To control for physiological noise, five principal components of cerebrospinal fluid (CSF) and white matter signal were added as regressors to the design matrix, implemented through the CompCor pipeline58. Extraction of white matter/CSF signal was derived using probabilistic maps segmented from the T1-weighted anatomical image of each participant using the segment function implanted in SPM12. Masks were then thresholded at a probability value of 0.99 for white matter and 0.95 for CSF, converted to functional resolution and eroded to eliminate isolated voxels.

Following pre-processing, a general linear model (GLM)59 was specified for each participant to investigate the effects of interest. Contrasts were created at the first level focusing on human vs. object approach contrast to target regions sensitive to social approach. The resulting contrasts were then taken through to a second level, random effects analysis to assess group-level effects, examined using a paired t-test (Sleep Rested < > Sleep Deprived). Analyses focused a priori on activity within two functional networks associated with social approach: the Near Space network, encapsulating the ventral premotor (vPM) regions and the dorsal intra-parietal sulcus (DIPS), and the ToM network, encapsulating the precuneus, temporal parietal junction, and medial frontal cortex21,60. Regions of interest (ROIs) were an independent set of literature-defined regions, constructed as 12 mm spheres centered around reported coordinates of each network separately (see Tables S4 and S5 for non a priori whole-brain exploratory analysis).
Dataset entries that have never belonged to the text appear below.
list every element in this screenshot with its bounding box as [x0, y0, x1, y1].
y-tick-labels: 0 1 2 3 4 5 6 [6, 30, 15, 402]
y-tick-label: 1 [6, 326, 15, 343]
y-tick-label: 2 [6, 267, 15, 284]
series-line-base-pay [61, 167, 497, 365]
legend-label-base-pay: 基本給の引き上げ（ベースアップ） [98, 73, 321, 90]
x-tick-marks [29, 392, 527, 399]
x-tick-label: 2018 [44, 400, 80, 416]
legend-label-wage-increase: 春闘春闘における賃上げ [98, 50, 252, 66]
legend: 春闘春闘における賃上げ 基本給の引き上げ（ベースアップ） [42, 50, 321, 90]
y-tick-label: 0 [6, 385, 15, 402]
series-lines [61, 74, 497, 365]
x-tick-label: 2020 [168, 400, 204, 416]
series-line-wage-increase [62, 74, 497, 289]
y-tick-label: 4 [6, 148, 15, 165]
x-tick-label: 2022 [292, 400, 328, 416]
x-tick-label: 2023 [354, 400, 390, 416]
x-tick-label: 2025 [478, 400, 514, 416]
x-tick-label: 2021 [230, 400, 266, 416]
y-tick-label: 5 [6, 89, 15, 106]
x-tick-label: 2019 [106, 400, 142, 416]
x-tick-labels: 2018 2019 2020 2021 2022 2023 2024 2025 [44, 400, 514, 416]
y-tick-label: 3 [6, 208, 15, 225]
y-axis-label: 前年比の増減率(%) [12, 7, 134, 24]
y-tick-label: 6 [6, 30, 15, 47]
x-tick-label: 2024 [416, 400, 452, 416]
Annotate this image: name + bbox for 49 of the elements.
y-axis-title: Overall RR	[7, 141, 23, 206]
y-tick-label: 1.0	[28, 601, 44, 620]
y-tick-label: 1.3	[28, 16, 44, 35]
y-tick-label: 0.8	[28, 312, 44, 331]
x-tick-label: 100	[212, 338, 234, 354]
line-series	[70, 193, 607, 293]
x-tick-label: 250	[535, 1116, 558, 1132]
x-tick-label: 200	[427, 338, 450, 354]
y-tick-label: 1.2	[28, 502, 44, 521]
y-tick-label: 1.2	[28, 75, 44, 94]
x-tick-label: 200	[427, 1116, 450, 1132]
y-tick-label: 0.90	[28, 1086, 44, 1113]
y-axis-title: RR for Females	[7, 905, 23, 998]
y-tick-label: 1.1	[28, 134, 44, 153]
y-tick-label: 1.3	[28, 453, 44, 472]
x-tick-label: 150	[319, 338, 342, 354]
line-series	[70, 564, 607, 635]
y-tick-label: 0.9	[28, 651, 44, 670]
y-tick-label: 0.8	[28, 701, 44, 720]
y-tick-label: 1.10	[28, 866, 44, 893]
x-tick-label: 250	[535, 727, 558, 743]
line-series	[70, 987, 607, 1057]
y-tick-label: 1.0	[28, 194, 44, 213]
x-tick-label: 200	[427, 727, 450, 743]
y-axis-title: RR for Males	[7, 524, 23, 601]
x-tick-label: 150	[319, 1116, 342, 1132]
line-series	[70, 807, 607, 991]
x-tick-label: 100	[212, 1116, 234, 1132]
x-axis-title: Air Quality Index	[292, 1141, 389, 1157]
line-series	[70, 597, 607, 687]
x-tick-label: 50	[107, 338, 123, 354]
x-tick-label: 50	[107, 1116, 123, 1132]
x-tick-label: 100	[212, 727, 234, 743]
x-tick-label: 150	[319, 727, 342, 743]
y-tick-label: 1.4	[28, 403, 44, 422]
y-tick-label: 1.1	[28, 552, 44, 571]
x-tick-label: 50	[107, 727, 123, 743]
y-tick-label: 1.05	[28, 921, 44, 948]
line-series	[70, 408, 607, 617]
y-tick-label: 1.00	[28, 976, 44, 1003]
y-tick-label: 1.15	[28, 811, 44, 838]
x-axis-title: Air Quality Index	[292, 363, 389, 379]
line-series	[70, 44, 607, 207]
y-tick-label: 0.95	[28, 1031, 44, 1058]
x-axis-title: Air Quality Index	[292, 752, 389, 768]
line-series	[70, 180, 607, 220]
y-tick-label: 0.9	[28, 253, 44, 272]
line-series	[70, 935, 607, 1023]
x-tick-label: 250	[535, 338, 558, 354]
Condition differences in ROI activity were reported using a threshold of P < 0.05 corrected using False Discovery Rate (FDR; spatial threshold of ≥5 voxel cluster), to account for multiple comparisons61,62. Average activity for each network was extracted from the full 12 mm ROI spheres. Comparisons of average ROI activity between the two conditions were analyzed using a two-tailed paired t test (α 0.05). Associations between the average ROI activity and behavioral measures of social distance were tested using Spearman’s correlation.

Mood and anxiety assessment

Mood and anxiety have both been linked to loneliness40,63 as well as to lack of sleep64. We therefore controlled for these affective changes in both the online and in-lab studies. In the in-lab study, changes in mood and anxiety states were assessed at 9AM on the experimental mornings using the Positive and Negative Affective Scale (PANAS65) and the State-Trait Anxiety Inventory (STAI66), respectively. In Online study 1, changes in mood and anxiety were tracked in each daily measure using the short form of the PANAS67 and STAI68 questionnaires.

Sleep recordings

Sleep was recorded by standard polysomnography including electroencephalography, electromyography, and electrooculography recordings. Electroencephalography was recorded from nine scalp electrodes (F3, F4, F7, F8, C3, C4, P3, P4, and Oz; International 10–20 System), with a central reference. EEG signals were filtered at 0.15–35 Hz and sampled at 200 Hz. Polysomnographic recordings were scored according to standard criteria69. Sleep statistics are provided in Table S6, and conform to population norms for this age range70.

Data availability

The data that support the findings of this study are available from the corresponding authors upon request.